The Quit India Movement also known as 'August Revolution' was launched after the failure of the Cripps Mission when it failed to solve the constitutional deadlock. The resolution was framed by Mahatma Gandhi for British withdrawal and a non-violent non-cooperation movement against any Japanese invasion.
The Congress Working Committee authorised Gandhiji to take charge of the non-violent mass movement at Wardha meeting and it was ratified at the Congress meeting at Gowalia Tank, Bombay, on August 8, 1942.
Spread of Movement
- ‘Do or Die’ mantra: Gandhi’s famous mantra “We shall either free India or die in the attempt; we shall not live to see the perpetuation of our slavery” led to an arrest of all the top leaders of the Congress in the early hours of August 9, 1942, and being taken to unknown destinations.
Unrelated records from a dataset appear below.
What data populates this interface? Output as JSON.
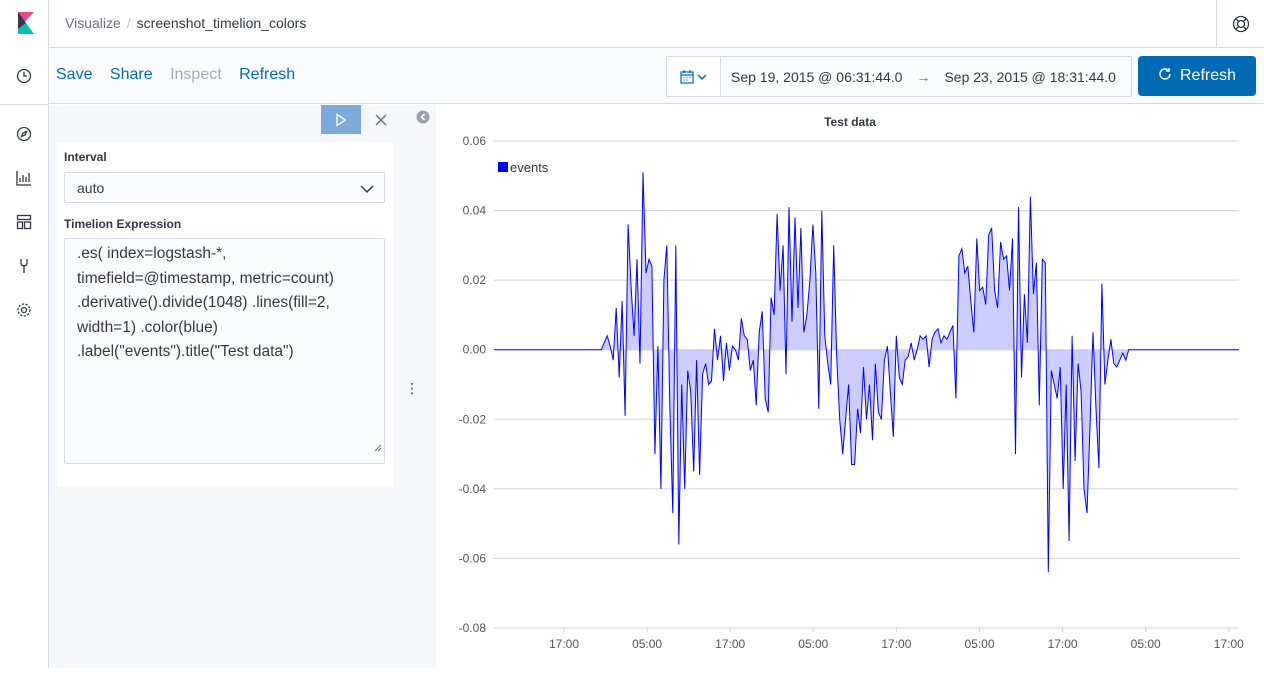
{
  "breadcrumbs": {
    "app": "Visualize",
    "current": "screenshot_timelion_colors"
  },
  "menu": {
    "save": "Save",
    "share": "Share",
    "inspect": "Inspect",
    "refresh": "Refresh"
  },
  "time": {
    "start": "Sep 19, 2015 @ 06:31:44.0",
    "arrow": "→",
    "end": "Sep 23, 2015 @ 18:31:44.0"
  },
  "refresh_button": "Refresh",
  "nav_icons": [
    "clock-icon",
    "compass-icon",
    "visualize-icon",
    "dashboard-icon",
    "devtools-icon",
    "gear-icon"
  ],
  "editor": {
    "interval_label": "Interval",
    "interval_value": "auto",
    "expression_label": "Timelion Expression",
    "expression_lines": [
      ".es( index=logstash-*,",
      "timefield=@timestamp, metric=count)",
      ".derivative().divide(1048) .lines(fill=2,",
      "width=1) .color(blue)",
      ".label(\"events\").title(\"Test data\")"
    ]
  },
  "colors": {
    "accent": "#006bb4",
    "series": "#0000ff",
    "fill": "#ccccff"
  },
  "chart_data": {
    "type": "area",
    "title": "Test data",
    "legend": [
      "events"
    ],
    "legend_position": "top-left",
    "grid": true,
    "ylim": [
      -0.08,
      0.06
    ],
    "yticks": [
      "0.06",
      "0.04",
      "0.02",
      "0.00",
      "-0.02",
      "-0.04",
      "-0.06",
      "-0.08"
    ],
    "xticks": [
      "17:00",
      "05:00",
      "17:00",
      "05:00",
      "17:00",
      "05:00",
      "17:00",
      "05:00",
      "17:00"
    ],
    "series": [
      {
        "name": "events",
        "values": [
          0,
          0,
          0,
          0,
          0,
          0,
          0,
          0,
          0,
          0,
          0,
          0,
          0,
          0,
          0,
          0,
          0,
          0,
          0,
          0,
          0,
          0,
          0,
          0,
          0,
          0,
          0,
          0,
          0,
          0,
          0,
          0,
          0,
          0,
          0,
          0,
          0,
          0.002,
          0.004,
          0.001,
          -0.003,
          0.012,
          -0.008,
          0.014,
          -0.019,
          0.036,
          0.018,
          0.004,
          0.026,
          -0.004,
          0.051,
          0.022,
          0.026,
          0.024,
          -0.03,
          0.001,
          -0.04,
          0.02,
          0.03,
          -0.016,
          -0.047,
          0.03,
          -0.056,
          -0.01,
          -0.04,
          -0.006,
          -0.012,
          -0.035,
          -0.003,
          -0.036,
          -0.007,
          -0.004,
          -0.01,
          -0.009,
          0.006,
          -0.003,
          0.004,
          -0.009,
          0.002,
          -0.006,
          0.001,
          0,
          -0.003,
          0.009,
          0.004,
          0.003,
          -0.006,
          -0.003,
          -0.016,
          0.005,
          0.011,
          -0.014,
          -0.018,
          0.015,
          0.01,
          0.039,
          0.017,
          0.03,
          -0.007,
          0.041,
          0.008,
          0.038,
          0.012,
          0.035,
          0.005,
          0.01,
          0.02,
          0.036,
          0.022,
          -0.017,
          0.04,
          0.004,
          -0.004,
          -0.01,
          0.03,
          -0.002,
          -0.02,
          -0.03,
          -0.02,
          -0.01,
          -0.033,
          -0.033,
          -0.017,
          -0.024,
          -0.005,
          -0.02,
          -0.01,
          -0.026,
          -0.004,
          -0.018,
          -0.02,
          -0.003,
          0.001,
          -0.012,
          -0.025,
          0.004,
          -0.008,
          -0.01,
          -0.003,
          -0.002,
          0.002,
          -0.003,
          0,
          0.004,
          0.003,
          0.004,
          -0.005,
          0.003,
          0.005,
          0.006,
          0.002,
          0.004,
          0.003,
          0.005,
          0.007,
          -0.014,
          0.027,
          0.029,
          0.022,
          0.024,
          0.014,
          0.005,
          0.032,
          0.017,
          0.018,
          0.013,
          0.033,
          0.035,
          0.017,
          0.012,
          0.031,
          0.026,
          0.027,
          0.017,
          0.032,
          -0.03,
          0.041,
          -0.008,
          0.016,
          0.002,
          0.044,
          0.016,
          0.025,
          -0.016,
          0.026,
          0.025,
          -0.064,
          -0.006,
          -0.01,
          -0.014,
          -0.005,
          -0.04,
          -0.01,
          -0.055,
          0.004,
          -0.032,
          -0.004,
          -0.012,
          -0.04,
          -0.047,
          -0.022,
          0.005,
          -0.017,
          -0.034,
          0.019,
          -0.01,
          -0.003,
          0.003,
          -0.004,
          -0.005,
          -0.003,
          -0.001,
          -0.003,
          0,
          0,
          0,
          0,
          0,
          0,
          0,
          0,
          0,
          0,
          0,
          0,
          0,
          0,
          0,
          0,
          0,
          0,
          0,
          0,
          0,
          0,
          0,
          0,
          0,
          0,
          0,
          0,
          0,
          0,
          0,
          0,
          0,
          0,
          0,
          0,
          0,
          0
        ]
      }
    ]
  }
}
- A spontaneous outburst of mass anger: the arrest of leaders led to mass upsurge all over the country for six or seven weeks after the unexpected event of August 9, 1942.
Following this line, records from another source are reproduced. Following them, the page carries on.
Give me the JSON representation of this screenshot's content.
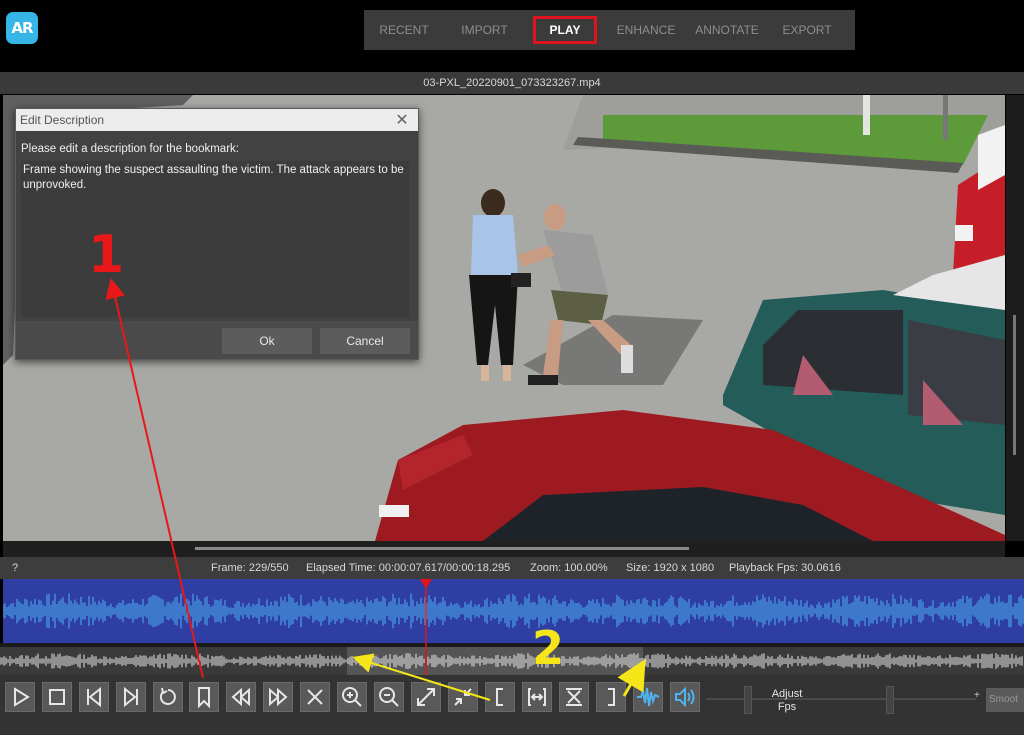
{
  "app": {
    "logo_text": "AR"
  },
  "nav": {
    "tabs": [
      {
        "label": "RECENT"
      },
      {
        "label": "IMPORT"
      },
      {
        "label": "PLAY"
      },
      {
        "label": "ENHANCE"
      },
      {
        "label": "ANNOTATE"
      },
      {
        "label": "EXPORT"
      }
    ],
    "active": "PLAY",
    "highlight_color": "#e0141e"
  },
  "file": {
    "name": "03-PXL_20220901_073323267.mp4"
  },
  "dialog": {
    "title": "Edit Description",
    "prompt": "Please edit a description for the bookmark:",
    "text": "Frame showing the suspect assaulting the victim. The attack appears to be unprovoked.",
    "ok_label": "Ok",
    "cancel_label": "Cancel"
  },
  "info": {
    "help": "?",
    "frame": "Frame: 229/550",
    "elapsed": "Elapsed Time: 00:00:07.617/00:00:18.295",
    "zoom": "Zoom: 100.00%",
    "size": "Size: 1920 x 1080",
    "fps": "Playback Fps: 30.0616"
  },
  "toolbar": {
    "adjust_fps_line1": "Adjust",
    "adjust_fps_line2": "Fps",
    "plus": "+",
    "smooth_label": "Smoot",
    "buttons": [
      "play-icon",
      "stop-icon",
      "step-back-icon",
      "step-forward-icon",
      "reload-icon",
      "bookmark-icon",
      "rewind-icon",
      "fast-forward-icon",
      "close-icon",
      "zoom-in-icon",
      "zoom-out-icon",
      "expand-icon",
      "collapse-icon",
      "bracket-open-icon",
      "fit-range-icon",
      "trim-icon",
      "bracket-close-icon",
      "waveform-icon",
      "volume-icon"
    ]
  },
  "annotations": {
    "label_1": "1",
    "label_2": "2",
    "color_1": "#e81818",
    "color_2": "#f5e619"
  },
  "colors": {
    "waveform_bg": "#2e3ea3",
    "waveform_fg": "#4fb3f0",
    "accent": "#35b6e6"
  }
}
- Methods used: people devised a variety of ways of expressing their anger. In some places, huge crowds attacked police stations, post offices, courts, railway stations and other symbols of a government authority.
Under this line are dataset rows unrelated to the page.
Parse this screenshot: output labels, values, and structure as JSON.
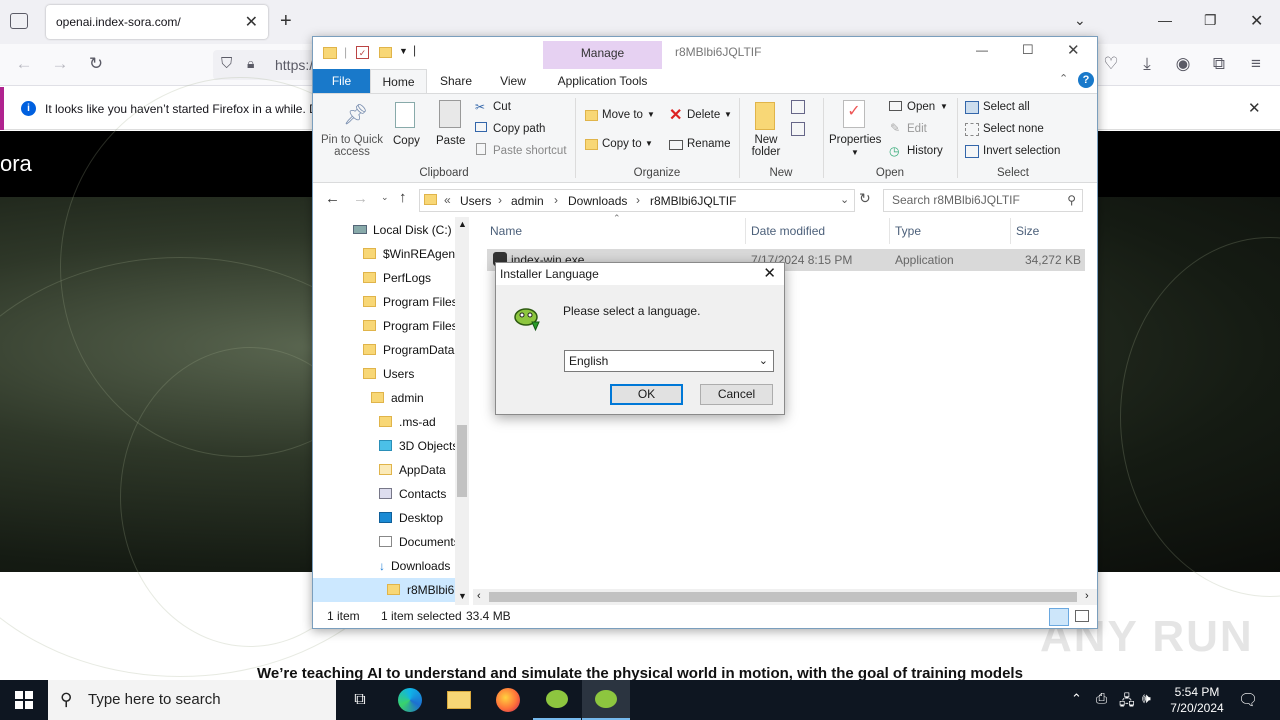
{
  "browser": {
    "tab_title": "openai.index-sora.com/",
    "url_partial": "https:/",
    "notification": "It looks like you haven’t started Firefox in a while. D",
    "new_tab_symbol": "+"
  },
  "page": {
    "brand": "ora",
    "tagline": "We’re teaching AI to understand and simulate the physical world in motion, with the goal of training models",
    "watermark": "ANY RUN"
  },
  "explorer": {
    "window_title": "r8MBlbi6JQLTIF",
    "context_tab": "Manage",
    "tabs": [
      "File",
      "Home",
      "Share",
      "View",
      "Application Tools"
    ],
    "ribbon": {
      "pin": "Pin to Quick access",
      "copy": "Copy",
      "paste": "Paste",
      "cut": "Cut",
      "copy_path": "Copy path",
      "paste_shortcut": "Paste shortcut",
      "move_to": "Move to",
      "copy_to": "Copy to",
      "delete": "Delete",
      "rename": "Rename",
      "new_folder": "New folder",
      "properties": "Properties",
      "open": "Open",
      "edit": "Edit",
      "history": "History",
      "select_all": "Select all",
      "select_none": "Select none",
      "invert_selection": "Invert selection",
      "groups": [
        "Clipboard",
        "Organize",
        "New",
        "Open",
        "Select"
      ]
    },
    "breadcrumb": [
      "Users",
      "admin",
      "Downloads",
      "r8MBlbi6JQLTIF"
    ],
    "search_placeholder": "Search r8MBlbi6JQLTIF",
    "nav_items": [
      "Local Disk (C:)",
      "$WinREAgent",
      "PerfLogs",
      "Program Files",
      "Program Files",
      "ProgramData",
      "Users",
      "admin",
      ".ms-ad",
      "3D Objects",
      "AppData",
      "Contacts",
      "Desktop",
      "Documents",
      "Downloads",
      "r8MBlbi6"
    ],
    "columns": [
      "Name",
      "Date modified",
      "Type",
      "Size"
    ],
    "files": [
      {
        "name": "index-win.exe",
        "date": "7/17/2024 8:15 PM",
        "type": "Application",
        "size": "34,272 KB"
      }
    ],
    "status": {
      "count": "1 item",
      "selected": "1 item selected",
      "size": "33.4 MB"
    }
  },
  "dialog": {
    "title": "Installer Language",
    "message": "Please select a language.",
    "selected_language": "English",
    "ok": "OK",
    "cancel": "Cancel"
  },
  "taskbar": {
    "search_placeholder": "Type here to search",
    "time": "5:54 PM",
    "date": "7/20/2024"
  }
}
- National flags were forcibly hoisted on public buildings in defiance of the police. Cities, towns and villages witnessed the people’s wrath.
- The greatest level of violence occurred in Bihar and Eastern United Province (now Uttar Pradesh).
- Parallel governments were established at many places:
- Ballia (in August 1942 for a week) under Chittu Pandey.
- Tamluk (Midnapore, from December 1942 to September 1944) Jatiya Sarkar undertook cyclone relief work, sanctioned grants to schools, supplied paddy from the rich to the poor, organised Vidyut Vahinis, etc.
- Satara (mid-1943 to 1945), “Prati Sarkar”, was organised under leaders like Y.B. Chavan, Nana Patil, etc.
- Mahatma Gandhi refused to condemn the violence of the masses and held the government responsible for this violence.
- The Quit India movement failed because of heavy-handed suppression by Government, weak coordination, lack of leadership and a clear-cut programme of action.
- The Quit India movement was the spontaneous participation of the masses compared to the other Gandhian movements like non-cooperation and civil disobedience.
- The great significance of this historic movement was that it placed the demand for independence on the immediate agenda of the national movement.
- After ‘Quit India’ there could be no retreat. Independence was no longer a matter of bargain. And this became amply clear after World War-II.